A SLAD focus is the development of fast-running models that will meet the needs of the T&E community. A key part of this effort at SLAD is the program called UBM for T&E. The PM for the program, Pat Horton, explained, "We are leveraging assets across the DoD community to ensure that our efforts are coordinated in order to get the best solution for the evaluation community. Along with SLAD's UBM program, PMs and their teams from the Blast Institute, N-T UBB and WIAMan programs are working closely together to share methods, test data, and provide lessons learned."

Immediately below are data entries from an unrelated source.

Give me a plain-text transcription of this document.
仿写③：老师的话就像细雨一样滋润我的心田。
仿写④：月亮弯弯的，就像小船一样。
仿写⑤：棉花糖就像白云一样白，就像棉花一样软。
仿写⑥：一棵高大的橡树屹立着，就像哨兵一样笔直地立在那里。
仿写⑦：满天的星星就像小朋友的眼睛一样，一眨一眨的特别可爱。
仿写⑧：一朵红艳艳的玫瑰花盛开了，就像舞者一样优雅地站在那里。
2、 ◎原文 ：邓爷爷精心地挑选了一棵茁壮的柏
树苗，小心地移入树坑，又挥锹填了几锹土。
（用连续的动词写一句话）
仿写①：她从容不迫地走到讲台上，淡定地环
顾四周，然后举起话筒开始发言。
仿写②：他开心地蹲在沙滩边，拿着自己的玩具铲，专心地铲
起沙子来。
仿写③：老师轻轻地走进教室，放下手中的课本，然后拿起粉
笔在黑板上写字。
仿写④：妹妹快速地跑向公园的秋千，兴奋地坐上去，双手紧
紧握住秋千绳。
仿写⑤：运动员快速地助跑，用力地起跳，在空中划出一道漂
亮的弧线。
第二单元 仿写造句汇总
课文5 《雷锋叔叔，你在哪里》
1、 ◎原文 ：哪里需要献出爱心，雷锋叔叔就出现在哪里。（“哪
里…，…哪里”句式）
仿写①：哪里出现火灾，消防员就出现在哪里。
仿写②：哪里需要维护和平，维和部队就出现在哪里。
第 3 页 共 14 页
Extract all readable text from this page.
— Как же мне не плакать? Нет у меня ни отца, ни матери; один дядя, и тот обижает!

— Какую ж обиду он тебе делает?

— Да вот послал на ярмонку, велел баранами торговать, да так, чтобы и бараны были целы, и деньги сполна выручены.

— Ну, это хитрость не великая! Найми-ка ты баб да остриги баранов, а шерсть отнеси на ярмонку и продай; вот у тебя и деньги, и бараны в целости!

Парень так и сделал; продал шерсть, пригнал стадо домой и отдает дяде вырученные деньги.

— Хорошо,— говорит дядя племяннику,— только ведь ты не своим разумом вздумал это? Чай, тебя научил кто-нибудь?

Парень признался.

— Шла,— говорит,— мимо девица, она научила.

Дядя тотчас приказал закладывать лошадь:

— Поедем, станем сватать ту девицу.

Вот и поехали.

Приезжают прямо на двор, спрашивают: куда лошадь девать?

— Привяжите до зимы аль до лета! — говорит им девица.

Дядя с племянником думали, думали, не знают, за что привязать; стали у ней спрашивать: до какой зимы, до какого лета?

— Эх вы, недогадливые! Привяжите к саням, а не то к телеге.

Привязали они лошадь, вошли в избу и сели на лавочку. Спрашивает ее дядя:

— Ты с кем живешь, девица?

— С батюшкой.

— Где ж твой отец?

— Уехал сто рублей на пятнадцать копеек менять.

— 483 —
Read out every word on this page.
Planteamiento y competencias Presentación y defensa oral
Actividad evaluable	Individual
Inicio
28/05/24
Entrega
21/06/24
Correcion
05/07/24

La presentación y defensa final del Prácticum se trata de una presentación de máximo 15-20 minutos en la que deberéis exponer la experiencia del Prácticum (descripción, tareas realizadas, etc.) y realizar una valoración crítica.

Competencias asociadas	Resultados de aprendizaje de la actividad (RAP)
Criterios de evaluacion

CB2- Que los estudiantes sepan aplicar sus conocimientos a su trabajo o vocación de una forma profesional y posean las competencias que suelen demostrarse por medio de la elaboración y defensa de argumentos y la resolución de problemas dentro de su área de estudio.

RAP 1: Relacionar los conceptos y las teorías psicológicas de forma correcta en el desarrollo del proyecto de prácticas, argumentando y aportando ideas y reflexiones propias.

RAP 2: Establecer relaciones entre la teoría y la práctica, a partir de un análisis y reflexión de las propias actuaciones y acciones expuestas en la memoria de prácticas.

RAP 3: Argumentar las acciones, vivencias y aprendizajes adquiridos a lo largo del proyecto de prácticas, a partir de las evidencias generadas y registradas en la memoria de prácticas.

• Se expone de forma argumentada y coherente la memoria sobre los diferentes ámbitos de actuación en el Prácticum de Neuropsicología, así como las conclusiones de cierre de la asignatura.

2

SLAD regularly applies its current modeling and simulation tools to ongoing live-fire programs and analyses of alternatives. Craig Barker, a team leader in the Engineering Analysis Branch, explained that regular application of the UBM tools reduces long-term program risk and builds confidence in the models. The development of accurate models is vital because live-fire tests are extremely costly. Models can be used to analyze an extensive set of scenarios and variables to simulate hundreds of tests.

Achieving this goal requires physics-based finite element (FE) models, but current models take too long to setup and run. Barker explained how the physics-based tools may be used despite these current limitations.

"We intend to use results from physics-based FE models as training data to develop fast-running meta-models that are required for efficient analysis."

Barker also explained that all models used for formal live-fire evaluations have to be accredited by the Army Evaluation Center. To build a foundation for accreditation, members of SLAD's UBM team are working to analyze data from subscale and full-scale experiments to use for model validation. They use the data from these controlled experiments to fill in the gaps and build further confidence in the models.

One place where SLAD has directly applied the knowledge gained from UBB testing and modeling is the Joint Light Tactical Vehicle (JLTV) program. The JLTV family of vehicles (FoV) is intended to fill capability gaps identified by the combat developer's functional-needs analysis.

These capability gaps are defined as:

1 - inability to move mounted infantry/combat arms forces via ground
2 - inability to move mounted combat support (CS) forces via ground
3 - inability to move mounted combat service support (CSS) forces via ground
4 - inability to move light infantry (airborne/air assault) via ground
5 - inability to move long-range reconnaissance (undetected) via ground

JLTV will be designed and developed as an FoV to fill these gaps and move from a threat-based, Cold-War-garrison force focused on containment, to a capabilities-based, expeditionary force focused on mobility, flexibility, responsiveness, survivability, and agility. SLAD is analyzing the designs of the three vendors in order to advise decision makers during the down select process.

By leveraging testing opportunities and resources, and by developing models, SLAD's Engineering Analysis Branch works closely with other DoD agencies involved in UBB analysis in order to improve the survivability of the Soldier.